Mature. As if my feelings were childish, insignificant, something I'd grow out of like a phase.

"He said he loved me," I'd protested, desperately clinging to the words he'd whispered during stolen moments in the lab, during coffee dates where he'd praised my research insights.

"Oh, sweetie." Sarah's voice had been so gentle, so full of pity that it cut deeper than anger would have. "David appreciates your intelligence, but he needs someone who can challenge him intellectually, not just admire him. Someone who understands the world he's trying to build for himself."

Someone like her. Someone beautiful and accomplished and confident in ways I'd never be.

"I thought—" I'd started, but couldn't finish. Thought he chose me for my mind. Thought my research was valuable enough to make up for my inexperience. Thought someone could want me for myself instead of seeing me as a stepping stone to my sister.

"I know what you thought," Sarah had said softly. "And I'm sorry. We both are. But David and I... we have something real. Something mature. I hope you can understand that someday."

Something real. Unlike whatever I'd thought we had, which was apparently just fantasy and delusion.

I'd stumbled backward out of that apartment, leaving behind the broken wine bottle and the last remnants of my naive belief that someone might want me enough to choose me over Sarah. I'd run back to my dormitory room and spent the night crying into my pillow, trying to understand what I'd done wrong. Trying to figure out how I could have misunderstood so completely.

The next week, David had tried to talk to me in the lab. Had explained, with the patience of someone speaking to a child, that what happened was inevitable. That he and Sarah were better suited, more intellectually compatible. That I should focus on my studies instead of relationships I wasn't ready for.

"You're brilliant, Maya," he'd said, as if that was supposed to comfort me. "But you're not experienced enough for the kind of relationship I need. Maybe in a few years, when you've matured more, when you've had time to develop your confidence..."

When I've had time to become more like Sarah, he meant. More sophisticated, more worldly, more everything I wasn't.

The worst part was that I'd believed him. Had accepted that my inexperience made me inadequate, that my virginity was a flaw rather than a choice. Had internalized the message that I wasn't woman enough to keep a man's attention when someone better was available.

I'd thrown myself into my research after that, using work as a shield against the vulnerability of dating. Better to be alone than to risk another devastating discovery that I was just a placeholder until someone more suitable came along. Better to focus on plants, which don't lie or betray or leave you for your sister.
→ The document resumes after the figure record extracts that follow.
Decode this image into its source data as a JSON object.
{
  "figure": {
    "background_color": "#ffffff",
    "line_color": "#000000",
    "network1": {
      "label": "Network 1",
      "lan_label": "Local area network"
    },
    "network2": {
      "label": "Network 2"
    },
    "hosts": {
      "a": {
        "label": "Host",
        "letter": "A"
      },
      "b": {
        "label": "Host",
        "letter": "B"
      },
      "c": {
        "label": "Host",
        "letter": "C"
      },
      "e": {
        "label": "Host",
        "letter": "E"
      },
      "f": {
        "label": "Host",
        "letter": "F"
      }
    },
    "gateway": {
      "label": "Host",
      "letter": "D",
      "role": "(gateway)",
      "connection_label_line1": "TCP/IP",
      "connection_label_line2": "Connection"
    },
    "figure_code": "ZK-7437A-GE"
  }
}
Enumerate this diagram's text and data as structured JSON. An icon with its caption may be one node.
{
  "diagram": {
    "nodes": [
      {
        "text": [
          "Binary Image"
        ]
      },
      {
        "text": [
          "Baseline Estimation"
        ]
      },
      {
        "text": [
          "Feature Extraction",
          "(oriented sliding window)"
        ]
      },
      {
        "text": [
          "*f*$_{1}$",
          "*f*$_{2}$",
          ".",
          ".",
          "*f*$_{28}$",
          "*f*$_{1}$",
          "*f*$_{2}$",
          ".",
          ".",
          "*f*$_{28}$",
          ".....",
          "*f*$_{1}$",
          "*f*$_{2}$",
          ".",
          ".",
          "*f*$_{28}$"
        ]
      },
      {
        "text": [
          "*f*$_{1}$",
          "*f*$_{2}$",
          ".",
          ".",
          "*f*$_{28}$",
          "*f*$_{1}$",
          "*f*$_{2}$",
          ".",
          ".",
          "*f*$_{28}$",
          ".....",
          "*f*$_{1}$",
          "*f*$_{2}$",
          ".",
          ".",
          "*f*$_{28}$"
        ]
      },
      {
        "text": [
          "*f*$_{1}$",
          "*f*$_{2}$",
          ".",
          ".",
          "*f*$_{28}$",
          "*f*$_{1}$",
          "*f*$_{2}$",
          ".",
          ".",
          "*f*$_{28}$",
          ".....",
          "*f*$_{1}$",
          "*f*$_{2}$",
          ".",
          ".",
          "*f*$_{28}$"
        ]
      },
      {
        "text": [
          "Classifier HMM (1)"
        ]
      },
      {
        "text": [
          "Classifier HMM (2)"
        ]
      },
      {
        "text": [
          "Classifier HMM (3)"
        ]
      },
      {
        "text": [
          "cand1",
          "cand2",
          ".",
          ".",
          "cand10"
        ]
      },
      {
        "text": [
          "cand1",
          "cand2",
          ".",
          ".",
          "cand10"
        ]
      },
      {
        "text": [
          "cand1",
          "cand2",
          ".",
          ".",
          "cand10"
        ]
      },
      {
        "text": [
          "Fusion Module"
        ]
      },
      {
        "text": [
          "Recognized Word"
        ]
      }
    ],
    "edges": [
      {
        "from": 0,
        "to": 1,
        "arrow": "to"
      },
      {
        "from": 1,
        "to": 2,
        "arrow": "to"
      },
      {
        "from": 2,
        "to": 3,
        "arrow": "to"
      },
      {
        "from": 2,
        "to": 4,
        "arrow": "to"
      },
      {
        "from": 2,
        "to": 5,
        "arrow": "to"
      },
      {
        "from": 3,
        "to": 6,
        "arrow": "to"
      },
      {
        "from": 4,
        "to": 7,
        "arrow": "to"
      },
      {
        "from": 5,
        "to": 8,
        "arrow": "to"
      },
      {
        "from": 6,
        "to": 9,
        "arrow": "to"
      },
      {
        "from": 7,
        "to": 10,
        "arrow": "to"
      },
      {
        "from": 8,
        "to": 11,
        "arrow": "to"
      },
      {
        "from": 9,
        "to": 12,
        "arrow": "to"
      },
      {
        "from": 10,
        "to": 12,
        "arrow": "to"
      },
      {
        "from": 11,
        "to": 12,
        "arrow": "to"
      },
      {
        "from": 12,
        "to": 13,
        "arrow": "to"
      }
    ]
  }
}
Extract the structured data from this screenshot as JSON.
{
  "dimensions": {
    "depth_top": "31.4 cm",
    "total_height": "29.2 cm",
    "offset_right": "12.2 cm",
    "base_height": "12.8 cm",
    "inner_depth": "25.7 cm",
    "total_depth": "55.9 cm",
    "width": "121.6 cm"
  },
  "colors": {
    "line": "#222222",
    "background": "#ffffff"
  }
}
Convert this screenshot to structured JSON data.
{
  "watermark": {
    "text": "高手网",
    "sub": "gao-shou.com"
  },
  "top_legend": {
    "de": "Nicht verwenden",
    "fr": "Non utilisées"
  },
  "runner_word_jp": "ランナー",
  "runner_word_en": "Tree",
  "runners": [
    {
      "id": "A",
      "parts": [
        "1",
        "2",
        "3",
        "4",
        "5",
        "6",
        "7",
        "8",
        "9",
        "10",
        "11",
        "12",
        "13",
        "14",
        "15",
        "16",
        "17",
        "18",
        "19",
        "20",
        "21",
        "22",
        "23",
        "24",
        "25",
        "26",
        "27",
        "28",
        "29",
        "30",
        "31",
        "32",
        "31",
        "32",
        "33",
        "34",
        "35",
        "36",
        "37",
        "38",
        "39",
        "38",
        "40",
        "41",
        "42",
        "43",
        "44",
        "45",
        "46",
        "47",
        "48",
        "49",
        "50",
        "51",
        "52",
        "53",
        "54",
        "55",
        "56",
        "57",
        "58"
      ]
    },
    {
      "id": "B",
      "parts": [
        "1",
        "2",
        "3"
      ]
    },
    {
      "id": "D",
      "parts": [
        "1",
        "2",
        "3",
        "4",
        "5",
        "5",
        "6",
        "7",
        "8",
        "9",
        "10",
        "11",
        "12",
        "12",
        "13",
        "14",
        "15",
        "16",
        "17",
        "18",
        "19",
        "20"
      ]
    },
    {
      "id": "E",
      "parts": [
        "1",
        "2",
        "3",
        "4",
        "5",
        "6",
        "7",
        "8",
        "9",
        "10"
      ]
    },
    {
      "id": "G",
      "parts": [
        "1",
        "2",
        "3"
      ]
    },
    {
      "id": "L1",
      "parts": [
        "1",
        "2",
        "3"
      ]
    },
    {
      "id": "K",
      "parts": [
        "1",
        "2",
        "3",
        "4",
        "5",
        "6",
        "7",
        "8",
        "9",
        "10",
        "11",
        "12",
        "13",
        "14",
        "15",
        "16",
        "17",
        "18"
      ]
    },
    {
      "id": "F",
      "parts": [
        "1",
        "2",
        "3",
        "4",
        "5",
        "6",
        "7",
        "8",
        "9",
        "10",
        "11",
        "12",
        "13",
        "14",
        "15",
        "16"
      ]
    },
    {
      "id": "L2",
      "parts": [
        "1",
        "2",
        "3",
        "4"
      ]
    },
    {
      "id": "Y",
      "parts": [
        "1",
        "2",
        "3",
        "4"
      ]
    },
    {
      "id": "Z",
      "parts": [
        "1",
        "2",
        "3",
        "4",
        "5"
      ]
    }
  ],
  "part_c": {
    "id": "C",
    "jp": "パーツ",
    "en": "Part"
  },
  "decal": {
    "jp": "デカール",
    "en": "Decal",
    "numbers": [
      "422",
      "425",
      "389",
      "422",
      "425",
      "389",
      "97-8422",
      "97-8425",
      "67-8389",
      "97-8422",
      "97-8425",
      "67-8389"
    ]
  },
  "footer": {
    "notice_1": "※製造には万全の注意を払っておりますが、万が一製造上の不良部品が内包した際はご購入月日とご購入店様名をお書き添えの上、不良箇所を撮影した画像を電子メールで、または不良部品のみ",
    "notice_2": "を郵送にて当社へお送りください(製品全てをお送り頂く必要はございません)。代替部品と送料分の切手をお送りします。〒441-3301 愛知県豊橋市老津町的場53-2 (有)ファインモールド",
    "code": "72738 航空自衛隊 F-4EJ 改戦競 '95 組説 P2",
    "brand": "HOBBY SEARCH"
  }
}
But the damage was done. Every time a man showed interest, I heard David's voice explaining why I wasn't ready, wasn't experienced enough, wasn't mature enough for a real relationship. Every invitation to coffee or dinner felt like a prelude to inevitable disappointment when they realized how inexperienced I was.

So I'd stayed a virgin, not out of moral conviction but out of fear. Fear that anyone I gave myself to would find me lacking compared to someone with more experience, more confidence, more of whatever it was that made Sarah irresistible to men who'd claimed to care about me.

The virginity that had started as a choice became armor, then prison. Protection from being found inadequate, but proof that I wasn't woman enough to be chosen first by anyone who mattered.

And now Sarah wants to help my career again. Wants to connect me with people who supposedly value my research, my expertise, my specific talents.

I open my eyes and stare at the invitation sitting on my desk. Elegant paper, expensive ink, offering recognition from people who know my name and want my expertise. Everything I've dreamed of since that night in David's apartment, when I decided that if I couldn't be loved, I'd settle for being brilliant enough to matter.